The fiercest debate has been over the size of the total population of Italy, partly because there is some, apparently useable, evidence - the figures produced by the Roman census, especially those collected under Augustus - and partly because demographic change seems to be central to the whole process of the transformation of the rural economy in the late Republic (see Chapters 27 and 28).39 The Augustan census in 28 recorded a figure of just over 4 million; the census under the Republic had always counted only adult males, and so this figure suggests that the total free population, including women and children, was about 10 million. This can be compared with the population figure of 4.5 million that has been estimated for 225, on the basis of Polybius’ account of the military strength of Rome and its allies at that date. Over two centuries, therefore, the free population of Italy more than doubled. However, the idea of a population expansion seems incompatible with historical accounts of the crisis of the Italian peasantry and the depopulation of the countryside in this period, and so this interpretation of the Augustan total has often been rejected. If the Augustan census is interpreted instead as having included all citizens, not just adult males, it indicates a total population of just 4 million, a slight decline since 225 which can be attributed to the effects of constant warfare and the displacement of peasants to make way for slave labor into the countryside.4 This ‘‘low’’ estimate of the Augustan population, and the ‘‘decline’’ theory of Italian demography, has been dominant since Brunt’s 1971 study of the Roman population, and underpins most historical accounts of the period; if the ‘‘high’’ figure were accepted, history - political history, not just economic and social - would have to be rewritten.41
Neither interpretation can be proved beyond doubt on the basis of the literary evidence, and so the proponents of each view have turned to comparative arguments. Once again, however, this depends on prior assumptions about the ancient world, which determine what is chosen as the most appropriate comparison. The ‘‘high’’ figure implies that Augustan Italy was more densely populated than nineteenth-century Italy: is this grounds for rejecting it, since pre-industrial technology was inadequate to support so many people, or grounds for taking a more positive view of the efficiency of Italian agriculture? The rate of population increase seems implausibly high, especially taking into account the ‘‘population sink’’ effects of high mortality rates in the city of Rome, if Roman Italy is compared to early modern Europe; but comparable rates of increase are known from nineteenth-century America. In other words, comparative evidence and modern scientific knowledge can suggest what might have been possible, but they cannot say how things must have been. The latest twist in the debate is the suggestion that the population figure for 225, which all participants have hitherto taken for granted, should be revised downward, giving a better fit with evidence that implies a rising population (such as growing competition for land) without implying that Italy was grossly overpopulated by the time of Augustus (see Chapter 27).

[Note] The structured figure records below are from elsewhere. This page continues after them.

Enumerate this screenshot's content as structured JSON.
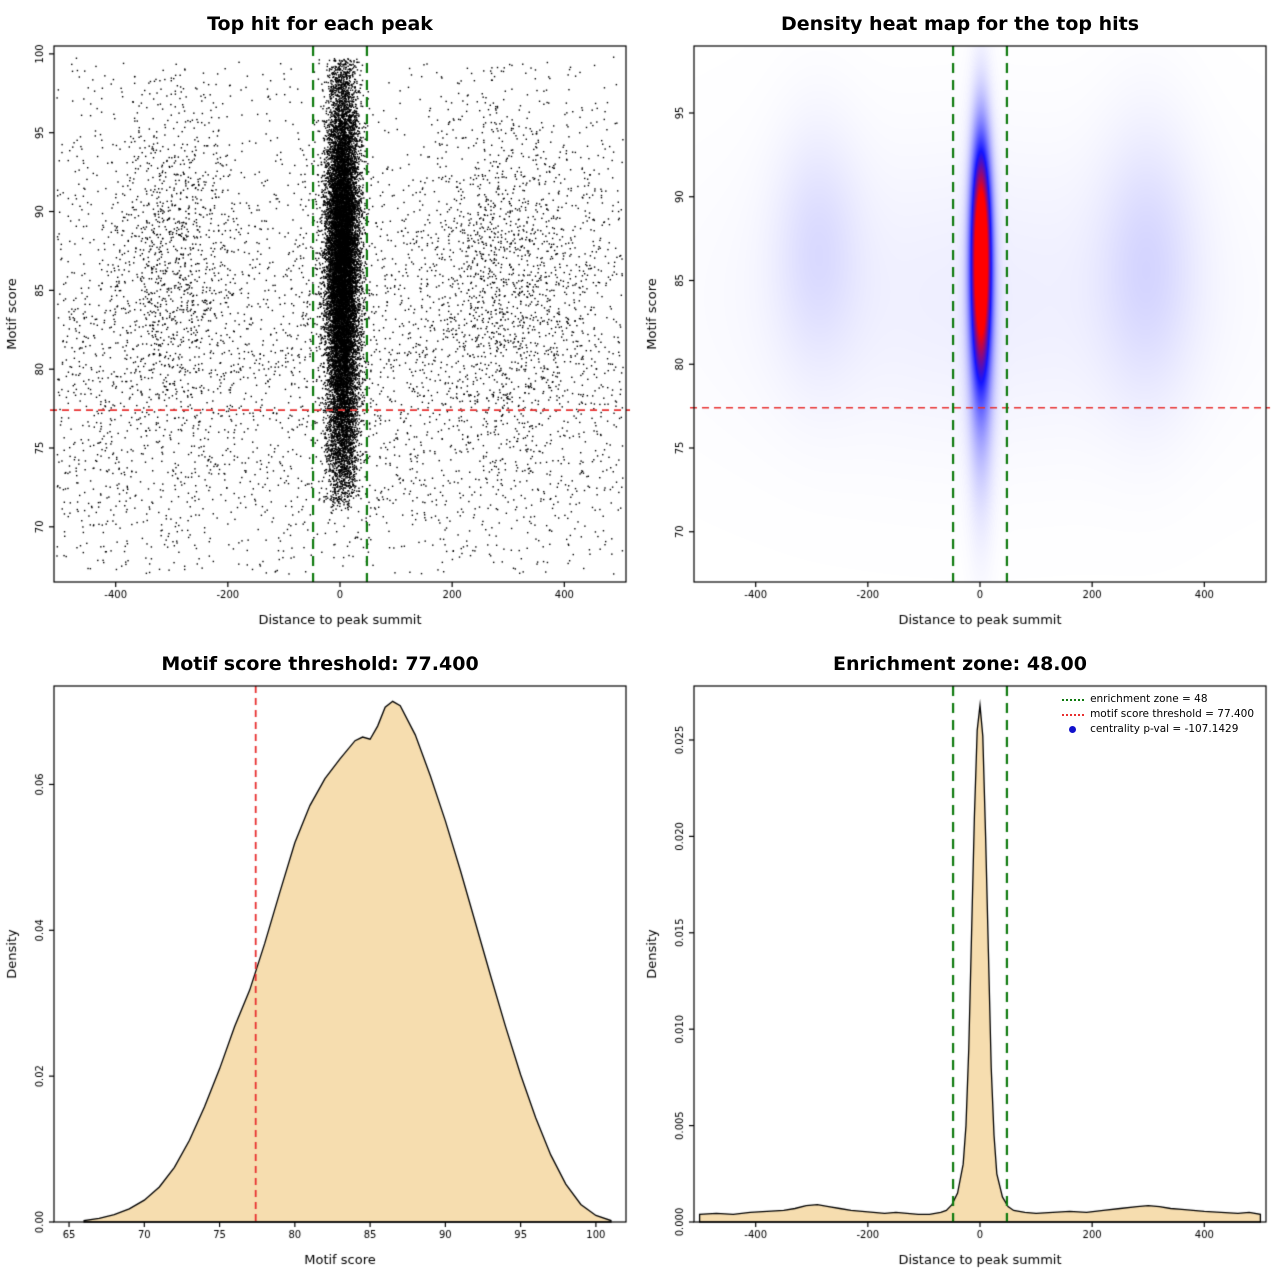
{
  "colors": {
    "background": "#ffffff",
    "point": "#000000",
    "threshold_red": "#e83030",
    "zone_green": "#0e7a0e",
    "density_fill": "#f6ddaf",
    "curve_stroke": "#000000",
    "legend_dot_blue": "#1111cc",
    "heat_blue": "#1414ff",
    "heat_red": "#ff0000"
  },
  "chart_data": [
    {
      "type": "scatter",
      "title": "Top hit for each peak",
      "xlabel": "Distance to peak summit",
      "ylabel": "Motif score",
      "xlim": [
        -510,
        510
      ],
      "ylim": [
        66.5,
        100.5
      ],
      "xticks": [
        -400,
        -200,
        0,
        200,
        400
      ],
      "xtick_labels": [
        "-400",
        "-200",
        "0",
        "200",
        "400"
      ],
      "yticks": [
        70,
        75,
        80,
        85,
        90,
        95,
        100
      ],
      "ytick_labels": [
        "70",
        "75",
        "80",
        "85",
        "90",
        "95",
        "100"
      ],
      "threshold_y": 77.4,
      "zone_x": [
        -48,
        48
      ],
      "clusters": [
        {
          "n": 14000,
          "x": {
            "dist": "normal",
            "mean": 5,
            "sd": 15,
            "clip": [
              -60,
              65
            ]
          },
          "y": {
            "dist": "normal",
            "mean": 87,
            "sd": 6.2,
            "clip": [
              71.5,
              99.7
            ]
          }
        },
        {
          "n": 1200,
          "x": {
            "dist": "normal",
            "mean": 5,
            "sd": 13,
            "clip": [
              -50,
              55
            ]
          },
          "y": {
            "dist": "normal",
            "mean": 76,
            "sd": 2.5,
            "clip": [
              71,
              82
            ]
          }
        },
        {
          "n": 3200,
          "x": {
            "dist": "uniform",
            "min": -505,
            "max": 505
          },
          "y": {
            "dist": "normal",
            "mean": 81,
            "sd": 6.5,
            "clip": [
              67,
              100
            ]
          }
        },
        {
          "n": 380,
          "x": {
            "dist": "uniform",
            "min": -505,
            "max": 505
          },
          "y": {
            "dist": "uniform",
            "min": 67,
            "max": 74.5
          }
        },
        {
          "n": 420,
          "x": {
            "dist": "uniform",
            "min": -505,
            "max": 505
          },
          "y": {
            "dist": "uniform",
            "min": 88,
            "max": 99.5
          }
        },
        {
          "n": 850,
          "x": {
            "dist": "normal",
            "mean": -295,
            "sd": 55,
            "clip": [
              -505,
              -110
            ]
          },
          "y": {
            "dist": "normal",
            "mean": 88,
            "sd": 5.5,
            "clip": [
              70,
              99.3
            ]
          }
        },
        {
          "n": 1050,
          "x": {
            "dist": "normal",
            "mean": 300,
            "sd": 75,
            "clip": [
              110,
              505
            ]
          },
          "y": {
            "dist": "normal",
            "mean": 86.5,
            "sd": 6,
            "clip": [
              70,
              99.3
            ]
          }
        }
      ]
    },
    {
      "type": "heatmap",
      "title": "Density heat map for the top hits",
      "xlabel": "Distance to peak summit",
      "ylabel": "Motif score",
      "xlim": [
        -510,
        510
      ],
      "ylim": [
        67,
        99
      ],
      "xticks": [
        -400,
        -200,
        0,
        200,
        400
      ],
      "xtick_labels": [
        "-400",
        "-200",
        "0",
        "200",
        "400"
      ],
      "yticks": [
        70,
        75,
        80,
        85,
        90,
        95
      ],
      "ytick_labels": [
        "70",
        "75",
        "80",
        "85",
        "90",
        "95"
      ],
      "threshold_y": 77.4,
      "zone_x": [
        -48,
        48
      ],
      "components": [
        {
          "amp": 1.15,
          "cx": 2,
          "sx": 16,
          "cy": 86.5,
          "sy": 6.0
        },
        {
          "amp": 0.3,
          "cx": 2,
          "sx": 22,
          "cy": 83,
          "sy": 9.0
        },
        {
          "amp": 0.06,
          "cx": -290,
          "sx": 75,
          "cy": 87,
          "sy": 7
        },
        {
          "amp": 0.07,
          "cx": 300,
          "sx": 85,
          "cy": 86,
          "sy": 8
        },
        {
          "amp": 0.035,
          "cx": 0,
          "sx": 430,
          "cy": 84,
          "sy": 9
        }
      ]
    },
    {
      "type": "area",
      "title": "Motif score threshold: 77.400",
      "xlabel": "Motif score",
      "ylabel": "Density",
      "xlim": [
        64,
        102
      ],
      "ylim": [
        0,
        0.0735
      ],
      "xticks": [
        65,
        70,
        75,
        80,
        85,
        90,
        95,
        100
      ],
      "xtick_labels": [
        "65",
        "70",
        "75",
        "80",
        "85",
        "90",
        "95",
        "100"
      ],
      "yticks": [
        0,
        0.02,
        0.04,
        0.06
      ],
      "ytick_labels": [
        "0.00",
        "0.02",
        "0.04",
        "0.06"
      ],
      "threshold_x": 77.4,
      "points": [
        [
          66,
          0.0002
        ],
        [
          67,
          0.0005
        ],
        [
          68,
          0.001
        ],
        [
          69,
          0.0018
        ],
        [
          70,
          0.003
        ],
        [
          71,
          0.0048
        ],
        [
          72,
          0.0075
        ],
        [
          73,
          0.0112
        ],
        [
          74,
          0.0158
        ],
        [
          75,
          0.021
        ],
        [
          76,
          0.0268
        ],
        [
          77,
          0.0318
        ],
        [
          78,
          0.0382
        ],
        [
          79,
          0.0452
        ],
        [
          80,
          0.052
        ],
        [
          81,
          0.0571
        ],
        [
          82,
          0.0608
        ],
        [
          83,
          0.0635
        ],
        [
          84,
          0.066
        ],
        [
          84.5,
          0.0665
        ],
        [
          85,
          0.0662
        ],
        [
          85.5,
          0.068
        ],
        [
          86,
          0.0706
        ],
        [
          86.5,
          0.0714
        ],
        [
          87,
          0.0708
        ],
        [
          88,
          0.0668
        ],
        [
          89,
          0.0612
        ],
        [
          90,
          0.055
        ],
        [
          91,
          0.0482
        ],
        [
          92,
          0.041
        ],
        [
          93,
          0.0338
        ],
        [
          94,
          0.0268
        ],
        [
          95,
          0.0202
        ],
        [
          96,
          0.0143
        ],
        [
          97,
          0.0092
        ],
        [
          98,
          0.0052
        ],
        [
          99,
          0.0024
        ],
        [
          100,
          0.0009
        ],
        [
          101,
          0.0002
        ]
      ]
    },
    {
      "type": "area",
      "title": "Enrichment zone: 48.00",
      "xlabel": "Distance to peak summit",
      "ylabel": "Density",
      "xlim": [
        -510,
        510
      ],
      "ylim": [
        0,
        0.0278
      ],
      "xticks": [
        -400,
        -200,
        0,
        200,
        400
      ],
      "xtick_labels": [
        "-400",
        "-200",
        "0",
        "200",
        "400"
      ],
      "yticks": [
        0,
        0.005,
        0.01,
        0.015,
        0.02,
        0.025
      ],
      "ytick_labels": [
        "0.000",
        "0.005",
        "0.010",
        "0.015",
        "0.020",
        "0.025"
      ],
      "zone_x": [
        -48,
        48
      ],
      "legend": [
        {
          "label": "enrichment zone = 48",
          "marker": "green-dotted-line"
        },
        {
          "label": "motif score threshold = 77.400",
          "marker": "red-dotted-line"
        },
        {
          "label": "centrality p-val = -107.1429",
          "marker": "blue-dot"
        }
      ],
      "points": [
        [
          -500,
          0.0004
        ],
        [
          -470,
          0.00045
        ],
        [
          -440,
          0.0004
        ],
        [
          -410,
          0.0005
        ],
        [
          -380,
          0.00055
        ],
        [
          -350,
          0.0006
        ],
        [
          -330,
          0.0007
        ],
        [
          -310,
          0.00085
        ],
        [
          -290,
          0.0009
        ],
        [
          -270,
          0.0008
        ],
        [
          -250,
          0.0007
        ],
        [
          -230,
          0.0006
        ],
        [
          -210,
          0.00055
        ],
        [
          -190,
          0.0005
        ],
        [
          -170,
          0.00045
        ],
        [
          -150,
          0.0005
        ],
        [
          -130,
          0.00045
        ],
        [
          -110,
          0.0004
        ],
        [
          -90,
          0.0004
        ],
        [
          -70,
          0.0005
        ],
        [
          -60,
          0.0006
        ],
        [
          -50,
          0.0009
        ],
        [
          -40,
          0.0015
        ],
        [
          -30,
          0.003
        ],
        [
          -25,
          0.005
        ],
        [
          -20,
          0.009
        ],
        [
          -15,
          0.015
        ],
        [
          -10,
          0.021
        ],
        [
          -5,
          0.0255
        ],
        [
          0,
          0.0268
        ],
        [
          5,
          0.0252
        ],
        [
          10,
          0.02
        ],
        [
          15,
          0.014
        ],
        [
          20,
          0.008
        ],
        [
          25,
          0.0045
        ],
        [
          30,
          0.0025
        ],
        [
          40,
          0.0013
        ],
        [
          50,
          0.0008
        ],
        [
          60,
          0.0006
        ],
        [
          80,
          0.0005
        ],
        [
          100,
          0.00045
        ],
        [
          130,
          0.0005
        ],
        [
          160,
          0.00055
        ],
        [
          190,
          0.0005
        ],
        [
          220,
          0.0006
        ],
        [
          250,
          0.0007
        ],
        [
          280,
          0.0008
        ],
        [
          300,
          0.00085
        ],
        [
          320,
          0.0008
        ],
        [
          340,
          0.0007
        ],
        [
          360,
          0.00065
        ],
        [
          380,
          0.0006
        ],
        [
          400,
          0.00055
        ],
        [
          430,
          0.0005
        ],
        [
          460,
          0.00045
        ],
        [
          480,
          0.0005
        ],
        [
          500,
          0.0004
        ]
      ]
    }
  ]
}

‘‘Scarce source references are interpreted through the lens of conflicting samples of comparative data.’’42 This might indeed be said of all approaches to the study of Roman social structure, not just the demographic perspective. Roman social structure looks significantly different depending on one’s choice of analytical categories; and the historian’s preference for particular concepts and particular historical comparisons often depends on prior assumptions, not just about Rome but about ‘‘society’’ in general. From almost every perspective, the late Republic is a period of major changes (not necessarily to be considered as ‘‘decline’’) in the composition of social groups and the dynamics of social relationships; but the nature of those changes, and the best tools for understanding them, remain matters of fierce debate.